Gusein-Zade S M
Institute of Molecular Genetics, USSR Academy of Sciences, Moscow.
J Biomol Struct Dyn. 1989 Apr;6(5):1001-12. doi: 10.1080/07391102.1989.10506527.
Information science widely uses descriptions of the distribution of information units (words) according to the frequency of occurrence with the help of a corresponding ranged series, i.e., the sequence of occurrence frequencies p1, p2, ..., pr as taken in decreasing order. A model called the Zipf rule or Zipflaw is the most commonly used. In this model pr is inversly proportional to a certain degree of range r: pr = C/r2 (C, z greater than 0). Upon analysis, the correspondence of codon distribution and the Zipf model is found unsatisfactory. The distribution of letters (in English and some other languages) by the occurrence frequency does not obey the Zipf rule either. A new model is proposed for a similar distribution in which pr = C.(ln(n + 1)-ln r), where n is the quantity of various symbols (codons). This dependence is approximated by a straight line not in the co-ordinate system (ln r, ln p), like the Zipf model, but in the (ln r, p) system of co-ordinates. It is shown on the basis of statistical criteria that this model is in good agreement with the ranged series of codon frequencies for the best-studied genoms to date. This result may be regarded as an additional reason in favor of the codon-letter analogy (not the codon-word analogy) in genetic texts.

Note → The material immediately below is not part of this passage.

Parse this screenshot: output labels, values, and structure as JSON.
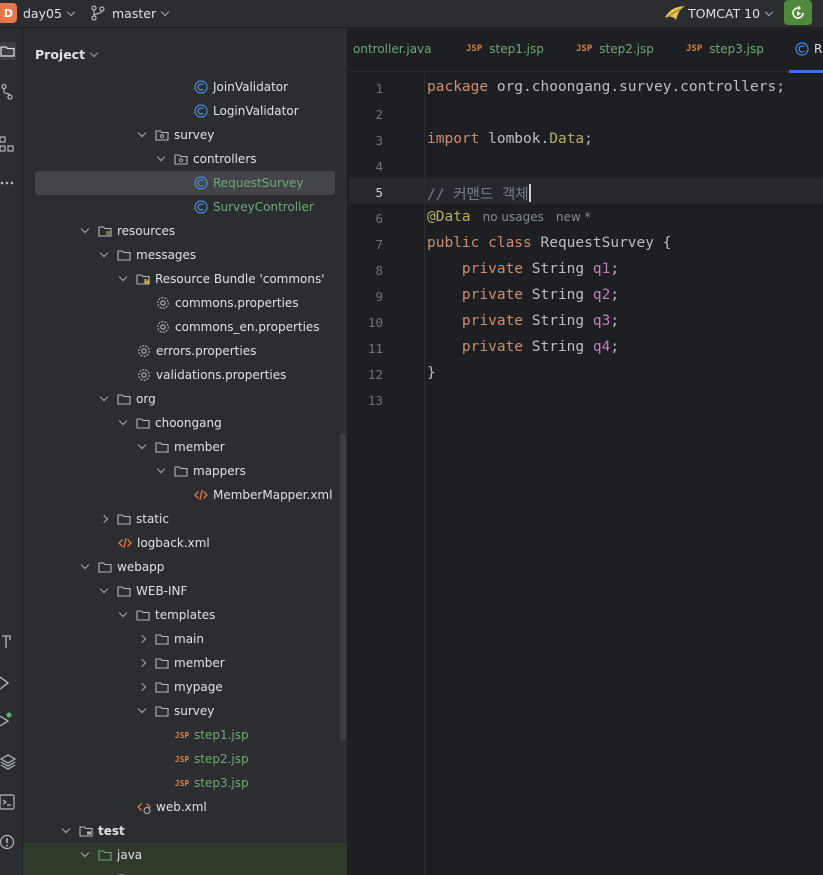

信息科学在相应的区间序列的帮助下,广泛使用根据出现频率对信息单元(单词)分布的描述,即按降序排列的出现频率序列p1、p2、...、pr。一种称为齐普夫规则或齐普夫定律的模型是最常用的。在该模型中,pr与某个区间r的一定程度成反比:pr = C/r²(C、r大于0)。经过分析,发现密码子分布与齐普夫模型的对应关系并不理想。字母(在英语和其他一些语言中)按出现频率的分布也不遵循齐普夫规则。针对类似的分布提出了一种新模型,其中pr = C·(ln(n + 1) - ln r),其中n是各种符号(密码子)的数量。这种依赖关系不像齐普夫模型那样在坐标系统(ln r, ln p)中由一条直线近似,而是在(ln r, p)坐标系统中。基于统计标准表明,该模型与迄今为止研究最充分的基因组的密码子频率区间序列高度吻合。这一结果可被视为支持遗传文本中密码子-字母类比(而非密码子-单词类比)的另一个理由。